Gerrit

Gerrit is a web-based code-review system built on top of git. Its own documentation states it directly: “Gerrit Code Review is a web-based code review tool built on Git version control.” It lets teams examine changes before they are integrated into the main codebase, working both for open-source projects with restricted approval rights and for environments where every contributor can approve.

Gerrit grew out of Google’s work on the Android project in the late 2000s and is designed to scale to thousands of concurrent developers. Its patch-set-based workflow, as its project site describes, “more closely resembles the proven mailing list workflow used by Git itself and the Linux kernel, where patches are reviewed and iterated on before being applied,” rather than the branch-and-merge style of pull requests.

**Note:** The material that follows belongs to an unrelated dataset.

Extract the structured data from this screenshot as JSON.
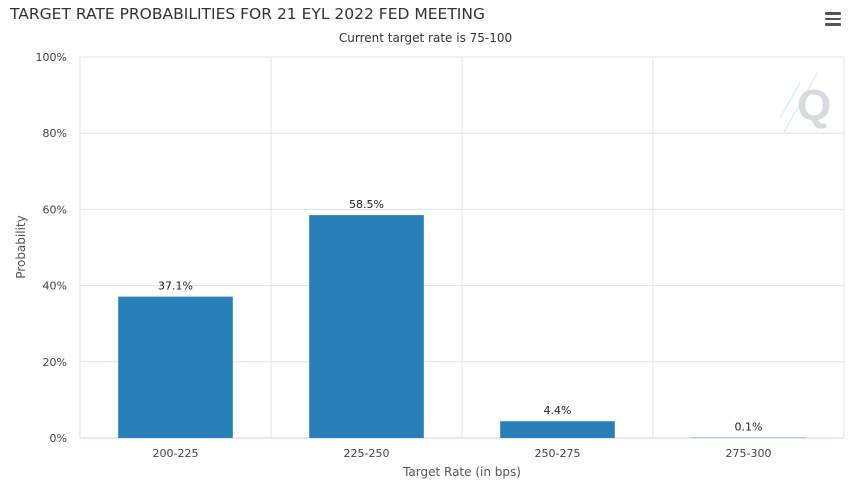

The Android source documentation describes how this works in practice firsthand: “AOSP relies on a Gerrit, a web-based code review system for projects that use Git.” Contributors push a change, request reviewers, and code owners examine it; the interface shows checkmarks for approved files, X marks for rejected ones, and clock icons for pending reviews. If reviewers ask for changes, contributors amend the commit locally and push a new patch set onto the same Gerrit change.

The defining feature is enforcement: under Gerrit, review is not optional. Changes must be approved before they can land in the source tree, which is why large projects such as Android, Chromium, and Qt have used it to keep quality high across very large contributor pools.